I can run DESeq::estimateDispersions(...) but that produces two dispersion vectors. How I'm not sure how to integrate these dispersion vectors into DESeq2. It seems like there is only room from one dispersion vector in the analysis.

Ben

modified 2.8 years ago by Michael Love24k • written 2.8 years ago by bkellman0
Answer: Estimating group-specific dispersion in DESeq2
0
2.8 years ago by
Michael Love24k
United States
Michael Love24k wrote:

Ok, so let's link to the original post as well:

C: Estimation of dispersion in DeSeq and DeSeq2

As I said, DESeq2 only supports a single dispersion value per gene, and this was for generalizing the code base to all designs. Usually it's fine to use a single dispersion value per gene, because the condition with the larger dispersion (if they are truly different across groups) will raise the single estimated value. Can you give an example of a gene in which the dispersion estimates are very discordant, maybe show the plotCounts() for this gene? Note that the dispersion is not the same as the variance. The single dispersion value allows for different groups to have different variance.

Or you can go ahead and use DESeq (1), or I believe baySeq, to have different dispersion values per gene.

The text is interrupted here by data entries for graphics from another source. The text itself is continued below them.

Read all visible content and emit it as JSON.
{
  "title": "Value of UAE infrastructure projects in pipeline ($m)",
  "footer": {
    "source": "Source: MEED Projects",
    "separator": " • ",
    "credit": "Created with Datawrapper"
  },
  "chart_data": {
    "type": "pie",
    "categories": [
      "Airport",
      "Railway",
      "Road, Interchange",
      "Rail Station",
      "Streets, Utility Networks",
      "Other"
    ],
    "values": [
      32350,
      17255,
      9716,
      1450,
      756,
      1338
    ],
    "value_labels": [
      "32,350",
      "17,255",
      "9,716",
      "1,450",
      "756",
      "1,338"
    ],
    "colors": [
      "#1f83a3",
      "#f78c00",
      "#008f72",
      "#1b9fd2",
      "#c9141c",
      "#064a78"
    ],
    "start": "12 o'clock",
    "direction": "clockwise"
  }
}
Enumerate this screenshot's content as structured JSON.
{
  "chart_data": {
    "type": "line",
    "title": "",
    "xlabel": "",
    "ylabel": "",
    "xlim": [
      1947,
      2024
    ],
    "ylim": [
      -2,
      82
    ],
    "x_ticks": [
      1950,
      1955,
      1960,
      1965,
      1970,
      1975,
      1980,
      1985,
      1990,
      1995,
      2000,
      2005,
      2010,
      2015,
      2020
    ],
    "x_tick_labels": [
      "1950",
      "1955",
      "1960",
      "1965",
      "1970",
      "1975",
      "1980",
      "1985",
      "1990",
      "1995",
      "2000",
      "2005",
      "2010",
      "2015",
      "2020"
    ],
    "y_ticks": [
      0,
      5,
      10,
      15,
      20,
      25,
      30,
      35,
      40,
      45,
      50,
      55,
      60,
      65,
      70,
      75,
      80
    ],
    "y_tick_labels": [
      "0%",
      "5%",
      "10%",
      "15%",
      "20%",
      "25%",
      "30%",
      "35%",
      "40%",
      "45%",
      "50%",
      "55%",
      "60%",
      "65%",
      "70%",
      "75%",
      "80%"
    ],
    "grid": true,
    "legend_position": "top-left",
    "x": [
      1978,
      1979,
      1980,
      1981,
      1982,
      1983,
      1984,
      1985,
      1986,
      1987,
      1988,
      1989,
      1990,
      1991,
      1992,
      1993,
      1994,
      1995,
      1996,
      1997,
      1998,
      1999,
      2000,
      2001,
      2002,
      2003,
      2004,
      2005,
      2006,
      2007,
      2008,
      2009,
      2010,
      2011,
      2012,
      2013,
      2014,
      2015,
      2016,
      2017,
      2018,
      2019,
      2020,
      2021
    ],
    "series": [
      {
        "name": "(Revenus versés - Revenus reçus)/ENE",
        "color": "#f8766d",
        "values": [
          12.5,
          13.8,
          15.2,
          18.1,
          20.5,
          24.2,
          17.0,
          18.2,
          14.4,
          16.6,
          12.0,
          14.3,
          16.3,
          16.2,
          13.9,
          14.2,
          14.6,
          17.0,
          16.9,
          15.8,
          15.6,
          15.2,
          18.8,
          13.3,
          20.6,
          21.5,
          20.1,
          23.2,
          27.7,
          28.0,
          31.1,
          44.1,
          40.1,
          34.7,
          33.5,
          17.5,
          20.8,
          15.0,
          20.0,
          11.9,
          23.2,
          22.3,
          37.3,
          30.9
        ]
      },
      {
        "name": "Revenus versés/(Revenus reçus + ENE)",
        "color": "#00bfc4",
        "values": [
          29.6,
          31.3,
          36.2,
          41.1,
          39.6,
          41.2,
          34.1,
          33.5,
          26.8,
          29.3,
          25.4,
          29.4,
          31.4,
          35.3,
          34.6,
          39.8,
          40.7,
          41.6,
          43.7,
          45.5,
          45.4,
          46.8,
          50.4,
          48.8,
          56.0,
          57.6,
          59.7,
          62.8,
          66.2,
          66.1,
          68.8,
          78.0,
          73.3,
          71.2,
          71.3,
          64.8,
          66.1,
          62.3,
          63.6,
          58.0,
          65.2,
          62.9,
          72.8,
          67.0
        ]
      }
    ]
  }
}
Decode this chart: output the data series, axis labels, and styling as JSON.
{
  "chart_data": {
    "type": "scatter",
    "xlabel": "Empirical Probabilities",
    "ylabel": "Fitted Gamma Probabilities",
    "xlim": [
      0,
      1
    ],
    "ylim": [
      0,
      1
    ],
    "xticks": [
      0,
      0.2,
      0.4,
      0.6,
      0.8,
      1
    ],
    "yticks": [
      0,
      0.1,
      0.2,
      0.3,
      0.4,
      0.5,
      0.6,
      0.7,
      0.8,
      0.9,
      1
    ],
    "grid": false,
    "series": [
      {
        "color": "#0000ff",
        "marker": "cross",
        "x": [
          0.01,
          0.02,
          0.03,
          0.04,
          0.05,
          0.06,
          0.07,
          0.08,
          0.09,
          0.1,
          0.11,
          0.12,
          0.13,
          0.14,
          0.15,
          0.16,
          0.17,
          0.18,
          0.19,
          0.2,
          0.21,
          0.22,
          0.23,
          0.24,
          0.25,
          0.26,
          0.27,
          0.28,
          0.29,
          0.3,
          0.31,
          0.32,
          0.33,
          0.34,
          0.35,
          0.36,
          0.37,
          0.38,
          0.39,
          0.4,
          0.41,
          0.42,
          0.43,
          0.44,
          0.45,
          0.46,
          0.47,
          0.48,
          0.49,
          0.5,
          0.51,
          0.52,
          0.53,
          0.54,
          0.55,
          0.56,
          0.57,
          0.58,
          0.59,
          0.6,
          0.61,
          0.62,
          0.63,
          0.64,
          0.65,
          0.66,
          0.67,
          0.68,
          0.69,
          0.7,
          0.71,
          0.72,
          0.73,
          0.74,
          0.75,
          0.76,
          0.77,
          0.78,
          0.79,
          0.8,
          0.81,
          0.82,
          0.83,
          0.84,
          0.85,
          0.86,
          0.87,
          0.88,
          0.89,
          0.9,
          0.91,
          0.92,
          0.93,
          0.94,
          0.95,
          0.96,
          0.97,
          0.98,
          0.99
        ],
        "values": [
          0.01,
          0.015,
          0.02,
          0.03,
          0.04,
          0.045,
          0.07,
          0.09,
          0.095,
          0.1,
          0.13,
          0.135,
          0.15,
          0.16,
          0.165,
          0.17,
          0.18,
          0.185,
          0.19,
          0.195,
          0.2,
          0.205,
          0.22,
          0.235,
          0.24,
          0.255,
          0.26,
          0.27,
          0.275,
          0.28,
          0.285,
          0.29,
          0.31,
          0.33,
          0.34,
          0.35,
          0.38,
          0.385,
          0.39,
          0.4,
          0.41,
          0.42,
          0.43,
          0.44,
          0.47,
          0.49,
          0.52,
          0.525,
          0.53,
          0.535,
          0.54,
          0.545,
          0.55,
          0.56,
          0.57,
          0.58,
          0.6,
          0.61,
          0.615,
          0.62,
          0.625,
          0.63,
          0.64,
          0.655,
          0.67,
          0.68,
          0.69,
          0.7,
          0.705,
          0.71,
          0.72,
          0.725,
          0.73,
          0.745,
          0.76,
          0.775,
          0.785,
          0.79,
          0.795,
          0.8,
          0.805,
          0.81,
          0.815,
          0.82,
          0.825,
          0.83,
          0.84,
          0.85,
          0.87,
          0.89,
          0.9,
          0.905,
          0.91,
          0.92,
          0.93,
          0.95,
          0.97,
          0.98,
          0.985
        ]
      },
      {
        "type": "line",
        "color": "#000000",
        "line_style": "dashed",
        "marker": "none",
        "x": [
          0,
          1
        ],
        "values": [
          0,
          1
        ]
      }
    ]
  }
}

I ran a quick preliminary check. It looks like the correlation of dispersions diverges quickly when the min rowSums is raised from 1,10,100 (for 100 samples: 70 ASD, 30 TD). So for genes with a base mean > 1 there is little cohesion between the separate assessments. Let me get an example gene.

> cutoff=1
> tmp0=DESeq::newcountdataset ( conditions=dds_tmp$dx_clean)(counts(dds_tmp)[rowSums(counts(dds_tmp))>cutoff,]) > tmp0=DESeq::estimateSizeFactors(tmp0) > tmp12 = DESeq::estimateDispersions( tmp0 ,method = "per-condition" ) > tmp22 = DESeq::estimateDispersions( tmp0 ,method = "pooled" ) >cor(data.matrix(data.frame(disp1=tmp12@featureData@data$disp_1,disp2=tmp12@featureData@data$disp_2,pooled=tmp22@featureData@data$disp_pooled)),method='pearson')

disp1     disp2    pooled
disp1  1.0000000 0.9672386 0.9907651
disp2  0.9672386 1.0000000 0.9759009
pooled 0.9907651 0.9759009 1.0000000

>
> cutoff=10
> tmp0=DESeq::newcountdataset ( conditions=dds_tmp$dx_clean)(counts(dds_tmp)[rowSums(counts(dds_tmp))>cutoff,]) > tmp0=DESeq::estimateSizeFactors(tmp0) > tmp12 = DESeq::estimateDispersions( tmp0 ,method = "per-condition" ) > tmp22 = DESeq::estimateDispersions( tmp0 ,method = "pooled" ) cor(data.matrix(data.frame(disp1=tmp12@featureData@data$disp_1,disp2=tmp12@featureData@data$disp_2,pooled=tmp22@featureData@data$disp_pooled)),method='pearson')
disp1     disp2    pooled
disp1  1.0000000 0.8870488 0.9557692
disp2  0.8870488 1.0000000 0.9216594
pooled 0.9557692 0.9216594 1.0000000

>
> cutoff=100
> tmp0=DESeq::newcountdataset ( conditions=dds_tmp$dx_clean)(counts(dds_tmp)[rowSums(counts(dds_tmp))>cutoff,]) > tmp0=DESeq::estimateSizeFactors(tmp0) > tmp12 = DESeq::estimateDispersions( tmp0 ,method = "per-condition" ) > tmp22 = DESeq::estimateDispersions( tmp0 ,method = "pooled" ) >cor(data.matrix(data.frame(disp1=tmp12@featureData@data$disp_1,disp2=tmp12@featureData@data$disp_2,pooled=tmp22@featureData@data$disp_pooled)),method='pearson')

disp1     disp2    pooled
disp1  1.0000000 0.6627738 0.8129001
disp2  0.6627738 1.0000000 0.8345221
pooled 0.8129001 0.8345221 1.0000000

I'd use DESeq2 to estimate the gene's dispersions for each group, these are more accurate per gene than DESeq. See instructions in my previous answer. And then I'm mostly interested in the difference for individual genes and the plotCounts() figure.

Hi Michael - Is there a cut off for differences in dispersions as to whether the contrast function is suitable to use over testing pairwise groups by inputting the pairs of data in independently?

No strict cutoff. Take a look at the PCA plot and see if the pairs are very different. You can make the plot and post an image here (using imgur.com for example) if you like.

​This was the pca created from logtransformed data using blind = FALSE to make sure biological variation from treatment was not smoothed out excessively. Colours are the experimental treatment groups (i.e. 5 replicates per treatment). I think that the dispersal is too varied and independent pairwise comparison would be best. Thank you again for all your advice.